Just 13 Dallas detectives assigned to homicide, union leader says

A May killing spree of more than a murder a day this month in Dallas is surpassing the number of detectives assigned to investigate homicide at the Dallas Police Department.

The death of 65-year-old Carolyn Parrish just after midnight on Thursday May 16 was the 17 Dallas homicide so far in May.

"She was at the wrong place at the wrong time," said her son, Kia McAfee.

The woman in her car was hit by gunfire that evidently came from somewhere up the street in the 1300 block of Grinnell Street.

"It probably wasn't deliberate, but my Momma had to die in it," McAfee said.

Dallas Police Association President Mike Mata said just 13 detectives are currently trained and assigned for homicide, fewer than half the 28 there were in 2008.

"This is years and years and years of not hiring the amount of officers that was necessary," Mata said.

In 2018, the workload amounted to around 12 cases a year assigned to each homicide detective, far more than other big Texas cities according to information Mata compiled.

Fort Worth's 10 homicide detectives handled an average of 6.4 cases a year in 2018. In San Antonio, 14 homicide detectives had 7.9 cases.

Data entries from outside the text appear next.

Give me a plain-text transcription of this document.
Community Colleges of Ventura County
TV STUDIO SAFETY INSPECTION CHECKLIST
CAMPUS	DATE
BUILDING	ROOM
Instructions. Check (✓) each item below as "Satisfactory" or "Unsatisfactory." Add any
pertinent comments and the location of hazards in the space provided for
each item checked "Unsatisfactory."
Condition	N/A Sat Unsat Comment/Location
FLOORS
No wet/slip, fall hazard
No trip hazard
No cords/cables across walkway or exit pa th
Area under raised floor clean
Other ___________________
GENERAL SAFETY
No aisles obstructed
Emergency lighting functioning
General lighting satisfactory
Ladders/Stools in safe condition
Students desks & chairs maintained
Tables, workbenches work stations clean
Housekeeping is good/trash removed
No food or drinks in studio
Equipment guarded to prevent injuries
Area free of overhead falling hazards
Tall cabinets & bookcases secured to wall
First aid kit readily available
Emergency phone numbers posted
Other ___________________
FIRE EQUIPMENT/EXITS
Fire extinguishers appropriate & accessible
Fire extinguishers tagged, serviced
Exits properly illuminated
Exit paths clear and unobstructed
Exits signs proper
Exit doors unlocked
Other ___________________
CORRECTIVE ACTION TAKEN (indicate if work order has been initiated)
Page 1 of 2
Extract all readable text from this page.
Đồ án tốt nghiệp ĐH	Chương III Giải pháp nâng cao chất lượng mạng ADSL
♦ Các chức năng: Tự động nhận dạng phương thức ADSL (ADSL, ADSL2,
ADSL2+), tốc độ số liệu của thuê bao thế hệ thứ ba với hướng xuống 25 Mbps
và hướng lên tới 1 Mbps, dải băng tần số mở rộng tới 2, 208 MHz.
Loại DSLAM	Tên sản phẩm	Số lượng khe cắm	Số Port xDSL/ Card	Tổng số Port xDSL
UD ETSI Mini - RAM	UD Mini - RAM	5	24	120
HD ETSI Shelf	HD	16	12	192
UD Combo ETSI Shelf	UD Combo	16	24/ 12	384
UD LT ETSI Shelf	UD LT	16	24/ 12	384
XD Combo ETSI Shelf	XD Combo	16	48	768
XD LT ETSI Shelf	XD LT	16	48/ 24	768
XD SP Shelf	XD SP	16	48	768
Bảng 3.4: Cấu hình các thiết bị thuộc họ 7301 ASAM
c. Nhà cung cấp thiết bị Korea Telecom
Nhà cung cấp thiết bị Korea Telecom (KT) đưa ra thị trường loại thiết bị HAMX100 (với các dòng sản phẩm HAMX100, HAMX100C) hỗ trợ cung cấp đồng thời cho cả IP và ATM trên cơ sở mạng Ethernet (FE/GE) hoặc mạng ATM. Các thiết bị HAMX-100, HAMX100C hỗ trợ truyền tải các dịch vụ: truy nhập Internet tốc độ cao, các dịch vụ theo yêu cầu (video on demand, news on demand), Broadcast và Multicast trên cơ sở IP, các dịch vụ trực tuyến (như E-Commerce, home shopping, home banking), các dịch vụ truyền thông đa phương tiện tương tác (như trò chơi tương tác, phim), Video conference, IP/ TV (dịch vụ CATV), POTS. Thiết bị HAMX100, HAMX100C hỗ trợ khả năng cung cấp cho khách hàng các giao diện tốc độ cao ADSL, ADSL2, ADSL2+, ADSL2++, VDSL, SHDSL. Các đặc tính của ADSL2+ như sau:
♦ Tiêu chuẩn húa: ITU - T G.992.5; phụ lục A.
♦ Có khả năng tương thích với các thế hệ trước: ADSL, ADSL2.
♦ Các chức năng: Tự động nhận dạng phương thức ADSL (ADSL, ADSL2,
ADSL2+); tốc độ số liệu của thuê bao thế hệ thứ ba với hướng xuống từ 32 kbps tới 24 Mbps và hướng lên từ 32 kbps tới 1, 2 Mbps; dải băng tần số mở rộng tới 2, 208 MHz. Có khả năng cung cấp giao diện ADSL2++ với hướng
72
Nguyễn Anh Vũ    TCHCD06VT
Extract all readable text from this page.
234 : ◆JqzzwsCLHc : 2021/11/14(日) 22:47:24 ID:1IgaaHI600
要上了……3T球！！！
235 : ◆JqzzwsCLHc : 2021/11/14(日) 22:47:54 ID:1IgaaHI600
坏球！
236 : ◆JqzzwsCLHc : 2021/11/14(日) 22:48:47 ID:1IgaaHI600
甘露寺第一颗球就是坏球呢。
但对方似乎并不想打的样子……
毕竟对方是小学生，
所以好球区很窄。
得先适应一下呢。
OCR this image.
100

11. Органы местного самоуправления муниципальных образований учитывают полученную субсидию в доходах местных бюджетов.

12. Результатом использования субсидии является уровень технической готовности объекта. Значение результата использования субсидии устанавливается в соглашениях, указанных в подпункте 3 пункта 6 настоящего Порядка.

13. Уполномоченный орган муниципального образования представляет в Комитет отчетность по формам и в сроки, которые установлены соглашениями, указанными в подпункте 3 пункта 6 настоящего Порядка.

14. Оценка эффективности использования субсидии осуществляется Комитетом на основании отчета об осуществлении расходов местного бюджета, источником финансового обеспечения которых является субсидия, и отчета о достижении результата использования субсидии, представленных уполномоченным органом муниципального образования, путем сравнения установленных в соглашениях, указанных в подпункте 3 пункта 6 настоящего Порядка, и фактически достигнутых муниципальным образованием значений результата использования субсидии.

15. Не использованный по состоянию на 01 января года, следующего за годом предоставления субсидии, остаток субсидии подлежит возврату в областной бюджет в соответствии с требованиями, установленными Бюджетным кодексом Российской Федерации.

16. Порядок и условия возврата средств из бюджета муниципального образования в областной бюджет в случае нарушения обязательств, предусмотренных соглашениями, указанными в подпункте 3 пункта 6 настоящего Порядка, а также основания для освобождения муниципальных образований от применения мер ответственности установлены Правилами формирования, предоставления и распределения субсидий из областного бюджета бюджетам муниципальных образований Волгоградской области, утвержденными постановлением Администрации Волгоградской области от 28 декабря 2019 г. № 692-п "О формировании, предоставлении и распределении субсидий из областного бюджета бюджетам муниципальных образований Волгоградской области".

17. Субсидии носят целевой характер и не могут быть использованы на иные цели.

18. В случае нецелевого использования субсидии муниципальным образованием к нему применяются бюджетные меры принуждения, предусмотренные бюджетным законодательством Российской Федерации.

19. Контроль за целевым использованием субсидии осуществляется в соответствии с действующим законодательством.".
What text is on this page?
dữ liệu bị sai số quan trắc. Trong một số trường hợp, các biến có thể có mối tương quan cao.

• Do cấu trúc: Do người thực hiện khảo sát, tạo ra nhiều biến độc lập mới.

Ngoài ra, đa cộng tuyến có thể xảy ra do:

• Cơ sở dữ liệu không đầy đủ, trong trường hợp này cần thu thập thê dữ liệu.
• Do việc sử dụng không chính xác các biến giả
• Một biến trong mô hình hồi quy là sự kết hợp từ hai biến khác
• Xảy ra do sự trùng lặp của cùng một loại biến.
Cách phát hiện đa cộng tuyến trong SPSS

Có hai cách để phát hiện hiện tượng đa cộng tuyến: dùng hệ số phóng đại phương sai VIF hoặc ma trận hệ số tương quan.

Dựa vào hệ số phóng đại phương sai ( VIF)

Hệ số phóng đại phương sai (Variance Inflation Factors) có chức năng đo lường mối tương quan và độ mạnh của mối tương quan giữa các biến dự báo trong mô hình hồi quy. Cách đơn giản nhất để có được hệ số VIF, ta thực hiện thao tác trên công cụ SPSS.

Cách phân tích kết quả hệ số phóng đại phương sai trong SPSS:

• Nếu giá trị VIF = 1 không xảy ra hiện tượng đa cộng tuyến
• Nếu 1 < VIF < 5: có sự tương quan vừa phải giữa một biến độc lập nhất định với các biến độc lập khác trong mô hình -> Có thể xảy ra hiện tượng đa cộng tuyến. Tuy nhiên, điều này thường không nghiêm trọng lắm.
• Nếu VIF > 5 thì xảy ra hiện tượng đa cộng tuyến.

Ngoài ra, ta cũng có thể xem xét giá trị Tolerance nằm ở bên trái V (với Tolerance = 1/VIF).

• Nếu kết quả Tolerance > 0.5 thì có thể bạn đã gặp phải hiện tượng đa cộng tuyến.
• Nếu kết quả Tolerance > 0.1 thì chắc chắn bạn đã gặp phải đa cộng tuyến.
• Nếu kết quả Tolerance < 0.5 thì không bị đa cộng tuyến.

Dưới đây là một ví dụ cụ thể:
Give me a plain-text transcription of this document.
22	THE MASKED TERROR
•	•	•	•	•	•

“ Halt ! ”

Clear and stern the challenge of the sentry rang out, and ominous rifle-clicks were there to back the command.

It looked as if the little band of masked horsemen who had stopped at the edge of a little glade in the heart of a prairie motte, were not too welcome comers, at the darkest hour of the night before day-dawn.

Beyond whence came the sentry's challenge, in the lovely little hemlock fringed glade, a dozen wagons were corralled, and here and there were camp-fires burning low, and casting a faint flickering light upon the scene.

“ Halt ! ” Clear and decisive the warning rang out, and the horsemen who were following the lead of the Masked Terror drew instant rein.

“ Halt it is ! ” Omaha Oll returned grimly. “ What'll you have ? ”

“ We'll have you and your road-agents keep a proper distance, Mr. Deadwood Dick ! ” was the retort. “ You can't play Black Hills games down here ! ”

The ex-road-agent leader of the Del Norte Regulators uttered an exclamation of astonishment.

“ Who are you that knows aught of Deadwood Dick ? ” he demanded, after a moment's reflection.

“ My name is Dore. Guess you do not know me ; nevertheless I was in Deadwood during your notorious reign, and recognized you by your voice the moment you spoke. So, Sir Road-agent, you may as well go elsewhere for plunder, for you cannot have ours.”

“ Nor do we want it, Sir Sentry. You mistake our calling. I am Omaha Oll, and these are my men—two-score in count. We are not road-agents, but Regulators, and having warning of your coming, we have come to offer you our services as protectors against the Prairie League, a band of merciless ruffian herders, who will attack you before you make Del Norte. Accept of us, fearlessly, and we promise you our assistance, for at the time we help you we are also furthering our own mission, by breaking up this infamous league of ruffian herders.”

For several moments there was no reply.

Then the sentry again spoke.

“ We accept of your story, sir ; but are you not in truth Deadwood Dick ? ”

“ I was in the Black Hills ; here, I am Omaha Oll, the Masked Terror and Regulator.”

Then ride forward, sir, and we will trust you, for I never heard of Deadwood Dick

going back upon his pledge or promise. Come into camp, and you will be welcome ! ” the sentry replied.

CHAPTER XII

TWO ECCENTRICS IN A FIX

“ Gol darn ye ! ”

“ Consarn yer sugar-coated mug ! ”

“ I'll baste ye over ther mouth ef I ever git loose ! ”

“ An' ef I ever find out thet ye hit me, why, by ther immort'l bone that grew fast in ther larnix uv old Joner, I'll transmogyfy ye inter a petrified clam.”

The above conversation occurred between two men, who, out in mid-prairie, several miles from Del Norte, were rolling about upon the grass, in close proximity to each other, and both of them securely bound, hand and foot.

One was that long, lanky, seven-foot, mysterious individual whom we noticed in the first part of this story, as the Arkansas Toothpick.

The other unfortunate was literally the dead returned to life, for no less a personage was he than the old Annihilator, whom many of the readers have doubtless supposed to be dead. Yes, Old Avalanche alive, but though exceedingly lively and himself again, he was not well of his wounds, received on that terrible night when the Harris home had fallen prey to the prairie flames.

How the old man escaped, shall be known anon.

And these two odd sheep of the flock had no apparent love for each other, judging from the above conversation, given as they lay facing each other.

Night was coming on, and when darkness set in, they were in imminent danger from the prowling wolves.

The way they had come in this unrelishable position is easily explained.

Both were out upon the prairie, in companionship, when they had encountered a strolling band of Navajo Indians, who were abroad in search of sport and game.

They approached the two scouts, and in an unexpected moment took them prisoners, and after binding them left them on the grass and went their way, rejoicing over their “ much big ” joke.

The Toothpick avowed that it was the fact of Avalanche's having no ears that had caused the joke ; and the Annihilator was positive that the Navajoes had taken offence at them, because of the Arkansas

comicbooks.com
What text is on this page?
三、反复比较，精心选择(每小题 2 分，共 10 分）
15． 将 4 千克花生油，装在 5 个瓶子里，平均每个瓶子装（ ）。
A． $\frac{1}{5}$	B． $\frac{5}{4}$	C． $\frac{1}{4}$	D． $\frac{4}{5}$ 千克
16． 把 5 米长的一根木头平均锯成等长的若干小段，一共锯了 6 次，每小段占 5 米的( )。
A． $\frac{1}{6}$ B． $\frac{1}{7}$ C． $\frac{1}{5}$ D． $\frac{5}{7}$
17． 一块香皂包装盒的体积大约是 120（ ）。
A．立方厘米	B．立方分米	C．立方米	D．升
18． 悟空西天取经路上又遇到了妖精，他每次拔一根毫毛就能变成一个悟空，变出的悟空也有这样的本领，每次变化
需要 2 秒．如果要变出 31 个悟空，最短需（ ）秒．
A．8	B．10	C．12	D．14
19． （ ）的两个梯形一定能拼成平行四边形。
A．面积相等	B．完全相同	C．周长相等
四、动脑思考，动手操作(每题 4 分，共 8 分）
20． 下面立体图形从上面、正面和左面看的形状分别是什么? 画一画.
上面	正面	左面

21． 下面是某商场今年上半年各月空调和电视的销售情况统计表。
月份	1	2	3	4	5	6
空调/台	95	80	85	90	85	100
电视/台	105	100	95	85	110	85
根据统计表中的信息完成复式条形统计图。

Houston's 80 homicide detectives averaged 3.4 cases in 2018. Austin homicide detectives had an average of 2.7 cases in 2018.

Figures from the Dallas Police Department blog show nine unsolved killings for 2019 through March. From 2018, 60 homicides are unsolved. From 2017 there are still 79 unsolved cases.

Mata said it is stressful for families and for detectives.

"They have to go to these families. They have to answer that phone every day and say 'Yes I'm making progress" or sometimes, unfortunately, "I'm not making progress,'" Mata said.

Kia McAfee knows of no suspects in his mother's death but he wants the crime solved.

"I want justice served," he said." This is Dallas. We can do way better than this."

At last report in April 2019, there were 3,000 sworn officers on the Dallas Police force. That compares with a peak of 3,690 in 2011.

Dallas boosted police starting pay to $60,000 this year, the middle of the pack among North Texas cities instead of one of the lowest as it was before.

There is a big push to recruit more officers. But officials still recently said they expect to lose more officers to retirement or resignation this year than they can hire.

"This is a problem of years," Mata said.

In the meantime, the union leader said he has spoken to commanders about the homicide unit.

"They are looking at moving more detectives over into that unit. The problem is, it does take time," he said.

Detectives from other units require additional training for homicide cases, Mata said.

Dallas Police staffing is a huge issue in the June 8 run-off election for a new Dallas Mayor but neither of the candidate have identified immediate solutions.